Pulmonary arterial hypertension (PAH), is a progressive disease with fatal outcome. A detailed evaluation of patient with PAH is necessary before initiation of therapy. Congenital extrahepatic porto-systemic shunts (Abernathy malformation) are rare but often missed as a potential cause of (PAH). If identified and closed, this can be an important cause of treatable PAH. We present a case series of patients with PAH and Abernathy malformation.
Materials and methods
This is a retrospective analysis of a single centre experience of patients with PAH and Abernathy malformation. From June 2014- Aug 2017. All patients referred at our centre for PAH undergo detailed evaluation including USG abdomen and portal venous Doppler. The children who were suspected to have portocaval abnormalities on USG underwent CT angiogram to confirm the diagnosis. Patients underwent closure of the shunt when feasible. Pre and post procedure functional class, echocardiogram and medication requirement was recorded for all patients.

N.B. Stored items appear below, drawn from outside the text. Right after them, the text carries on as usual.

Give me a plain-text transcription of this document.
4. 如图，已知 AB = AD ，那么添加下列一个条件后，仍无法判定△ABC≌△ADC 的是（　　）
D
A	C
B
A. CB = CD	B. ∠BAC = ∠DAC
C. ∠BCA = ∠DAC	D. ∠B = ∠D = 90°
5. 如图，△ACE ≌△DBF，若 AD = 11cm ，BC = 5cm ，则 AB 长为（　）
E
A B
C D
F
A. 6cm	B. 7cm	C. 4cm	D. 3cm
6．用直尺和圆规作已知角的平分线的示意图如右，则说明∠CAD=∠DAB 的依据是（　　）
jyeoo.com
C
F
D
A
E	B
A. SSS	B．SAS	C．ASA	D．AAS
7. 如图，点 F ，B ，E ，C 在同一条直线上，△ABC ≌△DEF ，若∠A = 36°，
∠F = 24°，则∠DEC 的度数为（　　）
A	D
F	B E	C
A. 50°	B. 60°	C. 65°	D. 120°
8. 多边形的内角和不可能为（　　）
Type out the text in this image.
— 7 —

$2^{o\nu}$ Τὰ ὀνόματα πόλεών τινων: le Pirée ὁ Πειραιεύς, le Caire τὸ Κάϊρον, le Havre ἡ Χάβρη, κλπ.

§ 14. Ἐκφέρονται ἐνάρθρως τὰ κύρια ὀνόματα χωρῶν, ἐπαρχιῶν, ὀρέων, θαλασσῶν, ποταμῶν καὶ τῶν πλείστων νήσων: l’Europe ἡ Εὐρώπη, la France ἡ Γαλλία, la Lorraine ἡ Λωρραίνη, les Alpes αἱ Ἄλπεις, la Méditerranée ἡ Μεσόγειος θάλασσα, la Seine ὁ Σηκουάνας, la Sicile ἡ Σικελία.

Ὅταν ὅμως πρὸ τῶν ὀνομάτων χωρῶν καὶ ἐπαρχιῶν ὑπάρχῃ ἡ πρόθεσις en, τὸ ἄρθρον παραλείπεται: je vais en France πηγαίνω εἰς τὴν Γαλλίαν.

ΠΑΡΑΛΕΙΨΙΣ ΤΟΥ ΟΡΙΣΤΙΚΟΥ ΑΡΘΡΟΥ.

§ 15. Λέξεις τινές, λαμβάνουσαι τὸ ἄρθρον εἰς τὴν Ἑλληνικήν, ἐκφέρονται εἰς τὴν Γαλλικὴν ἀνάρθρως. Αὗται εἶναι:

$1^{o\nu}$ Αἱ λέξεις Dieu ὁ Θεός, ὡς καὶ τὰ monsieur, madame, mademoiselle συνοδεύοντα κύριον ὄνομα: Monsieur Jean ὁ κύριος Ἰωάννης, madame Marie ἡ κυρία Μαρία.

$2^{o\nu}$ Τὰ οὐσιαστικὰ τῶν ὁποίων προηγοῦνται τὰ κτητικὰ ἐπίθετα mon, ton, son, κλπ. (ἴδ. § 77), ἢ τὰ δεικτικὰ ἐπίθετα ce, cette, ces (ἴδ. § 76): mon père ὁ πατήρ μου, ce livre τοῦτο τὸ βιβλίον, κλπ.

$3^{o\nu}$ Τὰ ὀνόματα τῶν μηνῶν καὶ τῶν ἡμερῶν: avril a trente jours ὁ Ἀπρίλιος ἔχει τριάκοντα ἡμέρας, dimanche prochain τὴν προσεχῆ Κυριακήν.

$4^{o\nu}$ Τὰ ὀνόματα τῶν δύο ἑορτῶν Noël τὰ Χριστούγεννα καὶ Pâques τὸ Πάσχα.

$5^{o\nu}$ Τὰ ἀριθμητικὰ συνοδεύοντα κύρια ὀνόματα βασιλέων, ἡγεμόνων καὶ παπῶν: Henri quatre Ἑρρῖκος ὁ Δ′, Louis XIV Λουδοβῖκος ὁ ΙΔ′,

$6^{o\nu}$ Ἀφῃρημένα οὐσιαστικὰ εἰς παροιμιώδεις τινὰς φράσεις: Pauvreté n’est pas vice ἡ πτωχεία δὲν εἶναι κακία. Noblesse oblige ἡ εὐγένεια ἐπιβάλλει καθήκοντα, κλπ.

We encountered 7 patients (Median age = 13 years, range = 3.5years= 16 years) with PAH who on evaluation also had Abernathy malformation. 5/7 patients presented with dypsnea on exertion and 2/7 presented with syncope. All patients were diagnosed to have “idiopathic PAH” at outside centres and were referred to us for evaluation and management. All the children had moderate to severe PAH on initial echocardiography at our centre. 6/7 patients were on dual pulmonary vasodilators (PDE5 inhibitors and ET receptor blockade) and 1 patient was on PDE5 inhibitor at presentation. On evaluation at our centre, 6/7 were diagnosed to have Abernathy malformation type 2 and 1 was diagnosed to have Abernathy malformation type 1 On USG abdomen and portal venous Doppler. 6/7 patients underwent cardiac catheterization with balloon occlusion of the Abernathy malformation. At Baseline mean PA pressures were 56 + 14 mm Hg and PVRi of 6.7 + 2 Woods units.m2. At baseline portal pressures were 8 + 2 mm Hg, there was an increase in portal pressures of 3 mm Hg (Range= 2-8 mmHg) after balloon occlusion of the lesion. 3/6 patients with Type 2 Malformation underwent device closure and 1 underwent surgical closure as the malformation was not suitable for device closure. 2 patients were lost to follow up. At follow up, median duration of 8 months (3 months – 11 months), one patient had complete normalisation of PA pressure an is now off pulmonary vasodilators and the remaining 2 are on single drug (PDE5 inhibitor) with mild PAH on echocardiogram. There was a significant improvement in functional class IV vs II (range I-II), p = 0.03 in all patients who underwent closure of the malformation.
Abernathy malformation is a rare but potentially treatable cause of PAH in children. All patients with PAH should undergo USG abdomen and portal venous Doppler to identify and treat this disorder.